Employee is taken aback, shocked, horrified, abjectly sorry. And then begins to remember and realize how such an act might have occurred. Understanding brings more feelings of guilt and self-loathing.  After an hour or two of severe distraction, our man begins to feel a little more at ease. It happened. It's done. No money was actually lost. He was sick at the time of the misplacement (and surely if it hadn't been an accident he could have found better places to put all that cash!) and, after all, tomorrow's another day.


Monday morning rolls around and our man goes to work where he finds that, although he is required to spend his day in the office where the sin occurred, he is given no work to do. His regular tasks have been shifted to others because the superior "just can't take the chance."  

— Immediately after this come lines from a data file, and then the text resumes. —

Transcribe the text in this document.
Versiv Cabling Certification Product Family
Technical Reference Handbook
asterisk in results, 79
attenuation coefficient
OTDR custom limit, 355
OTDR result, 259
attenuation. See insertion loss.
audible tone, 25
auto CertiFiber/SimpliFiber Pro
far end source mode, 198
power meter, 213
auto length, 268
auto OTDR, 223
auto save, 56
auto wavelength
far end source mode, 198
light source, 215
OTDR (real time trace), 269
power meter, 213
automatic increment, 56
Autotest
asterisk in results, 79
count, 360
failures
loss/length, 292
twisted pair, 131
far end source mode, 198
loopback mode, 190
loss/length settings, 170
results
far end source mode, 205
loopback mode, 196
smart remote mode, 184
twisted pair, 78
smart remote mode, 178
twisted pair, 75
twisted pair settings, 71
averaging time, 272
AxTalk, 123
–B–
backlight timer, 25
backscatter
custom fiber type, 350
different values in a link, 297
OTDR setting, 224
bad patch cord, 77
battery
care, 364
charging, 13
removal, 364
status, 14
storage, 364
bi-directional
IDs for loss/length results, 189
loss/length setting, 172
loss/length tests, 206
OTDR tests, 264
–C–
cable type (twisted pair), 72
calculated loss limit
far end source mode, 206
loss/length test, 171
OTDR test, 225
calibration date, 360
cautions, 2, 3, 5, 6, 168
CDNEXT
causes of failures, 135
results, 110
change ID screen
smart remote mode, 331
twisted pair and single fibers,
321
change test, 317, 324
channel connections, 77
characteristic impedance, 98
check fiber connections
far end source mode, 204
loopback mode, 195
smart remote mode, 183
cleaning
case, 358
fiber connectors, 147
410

In the Employee's place, what action would you take?

7 comments:

ladyhawthorne said...

Have a face to face talk with the employer and discuss what happened, discuss it has never happened before, etc, etc. If the boss still does not trust the employee, then I would ask if there is a different position I could fill until I earn his trust again. Having worked at a job where I was responsible for very large amounts of money each day, even they gave a person a 2nd or 3rd chance unless a real crime of theft could be proved. Personally, I would feel all those emotions your man did for much longer than a day.

Lord Wellbourne said...

I'd remind the employer that, as he had observed, I was not well on the day in question. Then I would remind him of a clever saying said by a gentleman who faced far worse consequences--"let he who is without sin (read: fault) cast the first stone (read: aspersion). Then take the new assignment with as much grace as I could muster--never yielding to guilt or self-recrimination--until the bastard got over his cheap, imported self.

Barb said...

Honesty is best. Ask for a private meeting with the Superior. Discuss. Be direct. Show willingness to take responsibility but also relay confidence that the same mistake won't happen again. Hope that an adult solution rather than childish retribution is forthcoming. Breathe and stay calm.

Von said...

Ask to discuss,note response and either attempt to do better, expect better or resign, find new job or start own business, emigrate, take early retirement, train for new career or seek career counselling.Good luck and don't forget having your own business means you never have to justify a day off.

Friko said...

Does the employee really want to stay in the job or is the whole misguided sequence of events (staying while feeling ill, making a mistake,being a martyr) a calculated attempt - subconsciously - to have the work taken off his shoulders and/or get dismissed?

Re fridge soup: would you send me your email address, mine is on my profile.

Carolynn said...

Bring a book and enjoy the unexpected vacation. Or, go home, citing the fact that He is STILL feeling under the weather. Take a day or two to relax, reassess His current position at the job and, maybe send out a few resumes.

In the words of John Wayne "Don't let the bastards get you down."

xo
Carolynn

Bernie said...

It would depend on how long he had been employed with this company. If his record is impeccable as it is supposed to be, then I would just let him go on with his job and not humiliate him to the point where he has to earn my trust again. I hope I understand what this is about. I had to go back and read earlier posts. Love the funnies.